Acaba Obama her sabah kalktığında
"Bakalım bugün Türkiye'deki durumum ne" diye bizim gazeteleri okuyor mudur?
Kendimizi dünyanın merkezi ve dünyadaki tek önemli ülke görmek gibi bir alışkanlığımız olduğu inkar edilemez bir gerçek.
Bir dönemde bunu şöyle anlatmaya çalışmıştık.
Küçük ve güzel ülke Bir Türk siyasi lideri Çin'i ziyaretinde Çin Başbakanına dert yanıyormuş:
- Bizim Türkiye'de sorunlarımız çok fazla. Nüfusumuz çok hızlı artıyor. Kentlerimiz çok hızlı kalabalıklaşıyor. Genç nüfusun eğitim sorununu da, istihdam meselesini de çözmek giderek zorlaşıyor. Çin Başbakanı Türk siyasi liderinin yakınmalarını dinledikten sonra sormuş:
- Türkiye'
nin nüfusu ne kadar? Bizim siyasi lider
"Nüfusumuz 70 milyon" diye cevap verince, Çin Başbakanı gülmüş...
- Böyle küçük bir ülkeyi yönetmek kolay ve zevkli olmalı... Herhalde bütün Türkler birbirlerini isimleriyle tanıyordur, demiş.
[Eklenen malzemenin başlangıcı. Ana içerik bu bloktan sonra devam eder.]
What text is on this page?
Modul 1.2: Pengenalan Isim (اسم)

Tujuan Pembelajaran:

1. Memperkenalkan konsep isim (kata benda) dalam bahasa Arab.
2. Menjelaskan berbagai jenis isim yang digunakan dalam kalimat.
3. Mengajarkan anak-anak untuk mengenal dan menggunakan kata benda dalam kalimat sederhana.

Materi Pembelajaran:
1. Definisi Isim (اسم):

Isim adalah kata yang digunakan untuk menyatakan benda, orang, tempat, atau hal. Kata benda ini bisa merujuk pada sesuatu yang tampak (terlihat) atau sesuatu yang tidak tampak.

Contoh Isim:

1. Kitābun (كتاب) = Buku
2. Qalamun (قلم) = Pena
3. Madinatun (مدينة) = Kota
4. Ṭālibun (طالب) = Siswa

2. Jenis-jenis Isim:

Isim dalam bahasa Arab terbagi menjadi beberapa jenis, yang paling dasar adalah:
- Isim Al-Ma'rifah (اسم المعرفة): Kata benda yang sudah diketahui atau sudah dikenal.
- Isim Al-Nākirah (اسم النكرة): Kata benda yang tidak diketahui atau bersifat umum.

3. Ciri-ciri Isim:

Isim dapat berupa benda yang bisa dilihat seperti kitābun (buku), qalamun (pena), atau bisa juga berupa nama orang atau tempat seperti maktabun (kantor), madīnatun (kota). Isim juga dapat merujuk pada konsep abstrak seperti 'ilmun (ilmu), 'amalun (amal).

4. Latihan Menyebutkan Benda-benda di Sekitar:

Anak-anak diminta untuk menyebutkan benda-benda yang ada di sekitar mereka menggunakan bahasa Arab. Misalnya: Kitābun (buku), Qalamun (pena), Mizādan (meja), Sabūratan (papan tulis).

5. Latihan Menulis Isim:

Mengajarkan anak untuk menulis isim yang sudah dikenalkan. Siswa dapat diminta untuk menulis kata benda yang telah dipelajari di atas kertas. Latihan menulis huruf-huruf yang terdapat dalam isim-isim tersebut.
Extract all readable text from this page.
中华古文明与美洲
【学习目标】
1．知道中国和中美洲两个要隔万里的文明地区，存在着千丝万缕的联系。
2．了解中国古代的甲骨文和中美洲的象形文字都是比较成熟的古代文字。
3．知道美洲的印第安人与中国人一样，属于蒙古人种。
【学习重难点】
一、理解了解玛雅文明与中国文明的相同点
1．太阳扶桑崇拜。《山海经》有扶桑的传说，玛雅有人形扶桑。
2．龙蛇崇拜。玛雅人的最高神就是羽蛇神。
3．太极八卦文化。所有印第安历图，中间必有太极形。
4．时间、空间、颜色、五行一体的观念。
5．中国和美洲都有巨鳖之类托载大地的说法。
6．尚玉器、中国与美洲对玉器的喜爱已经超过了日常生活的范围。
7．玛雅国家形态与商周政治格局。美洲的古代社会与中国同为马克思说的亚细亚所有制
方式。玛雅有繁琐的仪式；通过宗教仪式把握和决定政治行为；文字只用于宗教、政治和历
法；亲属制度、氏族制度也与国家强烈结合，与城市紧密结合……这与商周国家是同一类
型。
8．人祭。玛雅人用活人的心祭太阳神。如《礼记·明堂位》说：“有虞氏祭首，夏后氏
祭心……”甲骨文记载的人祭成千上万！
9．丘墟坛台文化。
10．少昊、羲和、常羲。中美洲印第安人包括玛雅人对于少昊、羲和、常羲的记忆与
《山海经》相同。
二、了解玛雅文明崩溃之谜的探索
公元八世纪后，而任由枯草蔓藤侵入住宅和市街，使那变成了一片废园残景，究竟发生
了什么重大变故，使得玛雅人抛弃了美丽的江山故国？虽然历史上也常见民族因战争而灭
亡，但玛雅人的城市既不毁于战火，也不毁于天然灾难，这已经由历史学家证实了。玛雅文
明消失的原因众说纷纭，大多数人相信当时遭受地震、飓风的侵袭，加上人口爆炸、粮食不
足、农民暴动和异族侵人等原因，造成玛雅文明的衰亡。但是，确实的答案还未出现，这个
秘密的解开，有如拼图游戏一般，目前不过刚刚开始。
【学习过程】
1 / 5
Acaba Obama Amerika'nın, Çin'in, Hindistan'ın, Asya'nın, Afrika'nın sorunlarını falan bir kenara bırakıp, sadece
"Bu Türkiye ile ne yapacağım" endişesine kapılmış mıdır?
Eğer Fehmi Koru'nun NTV'de yaptığı
"Türkiye'de 2002'de yaşanan Obamacı bir yaklaşımdı ama Türkiye 2008'e geldiğinde biraz Bush'u andıran bir yönetim anlayışı içinde sorunlara yaklaşıyormuş gibi görünüyor" içerikli yorumunu dinlediyse,
"Ya biz de böyle olursak" diye endişeye düşmüştür belki.
Türkiye'yi anlayabilmek Belki de
Türkiye'yi yakından tanıyan danışmanlarından birini, mesela Richard Holbrooke'u çağırıp
"Türkler neden sanki ben bir Türk siyasetçisiymişim gibi aralarında kavgaya başladı" diye telaş içinde sormuştur.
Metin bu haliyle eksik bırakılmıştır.